All her adult life, private detective Danielle Mallory has distanced herself from her family - until her younger brother sends a frantic call for help just before disappearing in the middle of a drug deal gone bad. [Because there's no better time to rejoin your family than right after your brother swindles a Colombian drug cartel.] Against her better judgment, she teams up with her ex-con father to find him. In a race against the clock – and against her father’s short fuse – Danielle is forced to compromise her own moral code to unravel the threads of her brother’s life. But when the unthinkable happens and she stumbles into a deeper conspiracy, Danielle realizes too late that nobody can escape their past. [That last sentence could use some specificity.]

"justice/vengeance" is a smart, stylish noir that can be shot for a low to medium budget [unless you can get Julia Roberts to play Danielle, in which case we can still come in under 100 mil if the Coen Brothers are willing to give up their assistant]. I myself am a recent USC graduate with several completed screenplays under my belt. Currently I am an assistant [to the Coen Brothers] and occasional copywriter for a movie advertising company.


Notes

Aren't you supposed to start with one or two sentence log line? Not that I've ever figured out how that can convince an agent you have a viable project.

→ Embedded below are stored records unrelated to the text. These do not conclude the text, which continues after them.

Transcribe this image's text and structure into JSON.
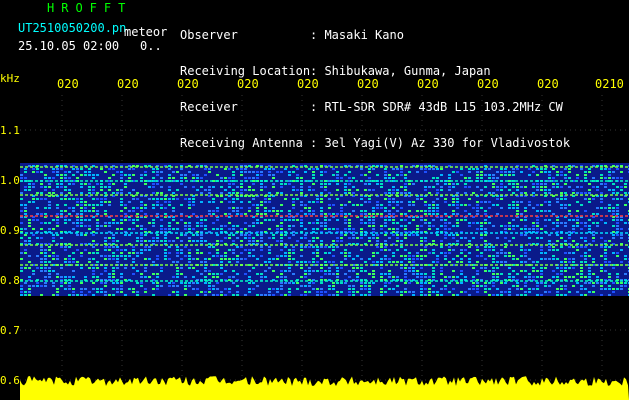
{
  "header": {
    "app_title": "HROFFT",
    "file_name": "UT2510050200.pn",
    "meteor_label": "meteor",
    "date_time": "25.10.05 02:00",
    "count": "0..",
    "info": [
      {
        "label": "Observer",
        "value": ": Masaki Kano"
      },
      {
        "label": "Receiving Location",
        "value": ": Shibukawa, Gunma, Japan"
      },
      {
        "label": "Receiver",
        "value": ": RTL-SDR SDR# 43dB L15 103.2MHz CW"
      },
      {
        "label": "Receiving Antenna",
        "value": ": 3el Yagi(V) Az 330 for Vladivostok"
      }
    ]
  },
  "axis": {
    "unit": "kHz",
    "time_ticks": [
      "020",
      "020",
      "020",
      "020",
      "020",
      "020",
      "020",
      "020",
      "020",
      "0210"
    ],
    "freq_ticks": [
      "1.1",
      "1.0",
      "0.9",
      "0.8",
      "0.7",
      "0.6"
    ]
  },
  "colors": {
    "background": "#000000",
    "title_green": "#00ff00",
    "file_cyan": "#00ffff",
    "axis_yellow": "#ffff00",
    "signal_band": "#1a3cff",
    "noise_yellow": "#ffff00"
  }
}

I hear it's even harder to get an agent for a screenplay than for a novel. Have you considered the many screenplay competitions? They aren't free, but many do give feedback, and winning scripts sometimes get put before producers as part of the prize. At least a winning script would look good on a resume. I say this only because it's such a tough field to break into. Right now all screenplays that get produced are written by the same five people.

Another way to break in that's much easier than sending your screenplay to agents is to convert it to a novel that becomes a runaway bestseller.